Eight candidates locked in a room with an armed guard have to figure out 'The Question' on a blank piece of paper. The one that succeeds gets the job. You can see the hatchet critics now, "It's like The Apprentice On Crack", "GCSE's were never this bad!", and so on.

Machete
We've had films based on books, films based on computer games, even films based on theme park rides, but to my knowledge never has there been a film based on a trailer. Until now! Originally filmed as part of the Grindhouse fake trailers, Robert Rodriguez loved the idea of Danny Trejo's hitman so much it's now a feature.



So why is a film starring Robert DeNiro, Jessica Alba, Steven Seagal and Lindsey Lohan only making it into the 'little films of 2010'? Because as far as shoots go, fourteen days is pretty damn small, and if it's gonna have the same feel as the original trailer (see above) the budget ain't gonna be much bigger than El Mariachi. Still, double shot-gun toting priests? I'm already there.

Cemetery Junction
After the cinematic excrement of Lying and the barely passable Ghost Town Ricky Gervias must have had a look around and thought something's missing. That something is Stephen Merchant. I'm not saying that Gervais isn't funny, it's just he's much funnier with a lanky goggle-eyed freak beside him.



Set in the 70's, Cemetery Junction centres on three young lads from Reading trying to sort their lives out. Apart from the 'trying to sort their lives out' bit it's as far removed from The Office as you could hope. And anybody that's seen In Bruges will know that Ralph 'You're an inanimate fucking object!' Fiennes can do damn good comedy. Regardless of what the trailer above says.

Lebanon
This movie is set in a tank. How's that for a pitch? Following on from last year's excellent Waltz With Bahir here's another take on the Lebanese conflict as four soldiers struggle to shoot innocent people just because they've been told to.

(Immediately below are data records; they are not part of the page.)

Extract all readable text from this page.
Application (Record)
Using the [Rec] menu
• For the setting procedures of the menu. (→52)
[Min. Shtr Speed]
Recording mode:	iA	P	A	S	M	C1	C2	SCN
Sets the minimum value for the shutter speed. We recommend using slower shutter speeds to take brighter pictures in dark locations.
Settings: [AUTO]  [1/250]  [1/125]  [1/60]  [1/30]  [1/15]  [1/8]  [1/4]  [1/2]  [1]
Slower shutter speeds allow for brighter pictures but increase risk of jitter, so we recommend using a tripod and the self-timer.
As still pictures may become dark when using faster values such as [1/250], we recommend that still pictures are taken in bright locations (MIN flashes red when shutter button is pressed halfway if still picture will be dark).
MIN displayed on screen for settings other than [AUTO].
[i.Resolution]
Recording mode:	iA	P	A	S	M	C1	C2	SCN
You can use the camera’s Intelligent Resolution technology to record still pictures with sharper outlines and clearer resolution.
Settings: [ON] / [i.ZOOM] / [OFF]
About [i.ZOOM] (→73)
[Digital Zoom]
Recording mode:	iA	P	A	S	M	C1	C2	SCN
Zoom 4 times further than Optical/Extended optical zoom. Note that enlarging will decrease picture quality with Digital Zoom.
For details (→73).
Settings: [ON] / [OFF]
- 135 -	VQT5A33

Not known for their films that don't feature a sense of humour (Is that rascist?) Israel is starting to address some of the harsher moments of their recent history and Lebanon is no different, with atrocities coming from all sides. Expect to see this there or thereabouts when the Best Foreign Film Oscar nominations are announced.

Next up is the 'Medium sized films' I promised. I'm just trying to work on a better title. I may just go with 'Films I Want To See' because I'm that self-indulgent.